The system was used with our existing 611Mhz two-element interferometer array, which has been described in another memo in this series.

Both a USRP B210 and LimeSDR have been used with the FX correlator, with similar results. A problem was noted with the LimeSDR in that it produced a large band-edge spur when programmed to provide samples at 6Msps, but not at 5Msps. We opted to continue the experiments with LimeSDR at 5Msps, with an only very-minor loss in sensitivity.

The flow-graph runs on an Odroid HC1, logging data to a local SSD disk drive, without any type of GUI interface running locally on the Odroid. This allows an approach of antennae connected by Ethernet cabling, rather than coax, data products optionally being logged not only to the local SSD (with automatic “age out” of old data) but to a CIFS share anywhere on the local network.

Work is in progress to allow real-time data status display purely through any reasonably-modern web-browser, and to allow experiment-launch a web-browser also.

Early Results

Our 611MHz interferometer array is currently pointing at a declination of +50, which is half-way between Cygnus A, and Cassiopeia A. Our hope is that this will allow us to monitor the slow brightness decay of Cassiopeia A by comparing against Cygnus A.
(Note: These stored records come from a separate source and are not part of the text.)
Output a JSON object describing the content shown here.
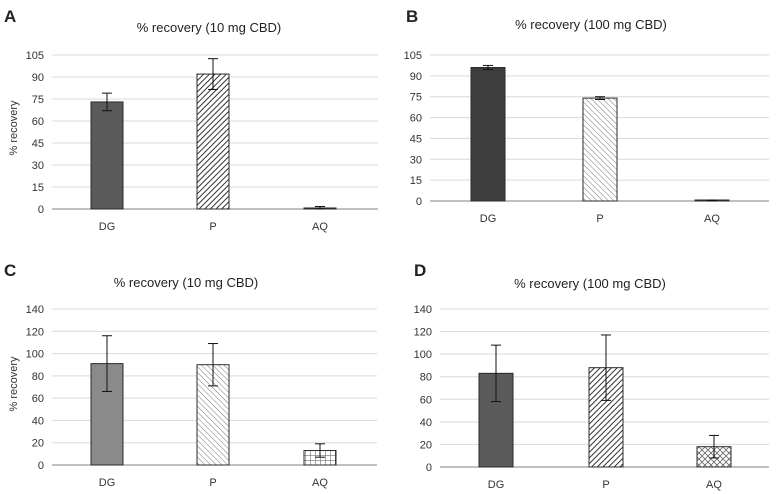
{
  "chart_data": [
    {
      "panel": "A",
      "type": "bar",
      "title": "% recovery (10 mg CBD)",
      "ylabel": "% recovery",
      "categories": [
        "DG",
        "P",
        "AQ"
      ],
      "values": [
        73,
        92,
        0.7
      ],
      "errors": [
        6,
        10.5,
        1
      ],
      "ylim": [
        0,
        105
      ],
      "yticks": [
        0,
        15,
        30,
        45,
        60,
        75,
        90,
        105
      ],
      "grid": true,
      "fills": [
        "#5a5a5a",
        "hatch-dense",
        "#5a5a5a"
      ]
    },
    {
      "panel": "B",
      "type": "bar",
      "title": "% recovery (100 mg CBD)",
      "ylabel": "",
      "categories": [
        "DG",
        "P",
        "AQ"
      ],
      "values": [
        96,
        74,
        0.4
      ],
      "errors": [
        1.5,
        1,
        0.3
      ],
      "ylim": [
        0,
        105
      ],
      "yticks": [
        0,
        15,
        30,
        45,
        60,
        75,
        90,
        105
      ],
      "grid": true,
      "fills": [
        "#3d3d3d",
        "hatch-light",
        "#3d3d3d"
      ]
    },
    {
      "panel": "C",
      "type": "bar",
      "title": "% recovery (10 mg CBD)",
      "ylabel": "% recovery",
      "categories": [
        "DG",
        "P",
        "AQ"
      ],
      "values": [
        91,
        90,
        13
      ],
      "errors": [
        25,
        19,
        6
      ],
      "ylim": [
        0,
        140
      ],
      "yticks": [
        0,
        20,
        40,
        60,
        80,
        100,
        120,
        140
      ],
      "grid": true,
      "fills": [
        "#8a8a8a",
        "hatch-light",
        "grid-pattern"
      ]
    },
    {
      "panel": "D",
      "type": "bar",
      "title": "% recovery (100 mg CBD)",
      "ylabel": "",
      "categories": [
        "DG",
        "P",
        "AQ"
      ],
      "values": [
        83,
        88,
        18
      ],
      "errors": [
        25,
        29,
        10
      ],
      "ylim": [
        0,
        140
      ],
      "yticks": [
        0,
        20,
        40,
        60,
        80,
        100,
        120,
        140
      ],
      "grid": true,
      "fills": [
        "#5a5a5a",
        "hatch-dense",
        "hatch-cross"
      ]
    }
  ]
}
Initial results - the region between Cygnus and Cassiopeia

Initial results – the region between Cygnus and Cassiopeia

Shown above is a nearly-24-hours scan at a declination of +50deg. Both Cygnus A (at approximately 20:00 LMST) and Cassiopeia A (at approximately 23:20 LMST) are clearly visible, but quite distorted by the very-bright solar side-lobes. Later in the year, as both objects move into the post-sundown portion of the day, high-quality fringes will be available. The above plot is produced from the scalar sum of the real channel of the complex FFT visibility. It is interesting to note that as you use smaller and smaller subsets of the FFT bins to produce this scalar sum, the signal-to-noise ratio becomes worse and worse. This is exactly what you’d expect, given the relationship between observing bandwidth (number of FFT bins), and sensitivity.

Conclusions

An FX correlator for small-scale or amateur interferometer experiments is clearly feasible without significant expenditure on exotic hardware. Very-modest computational resources can be brought to bear on the problem, at least for sample-rates up to 10 to 12Msps, without any “store and compute” architectural requirement.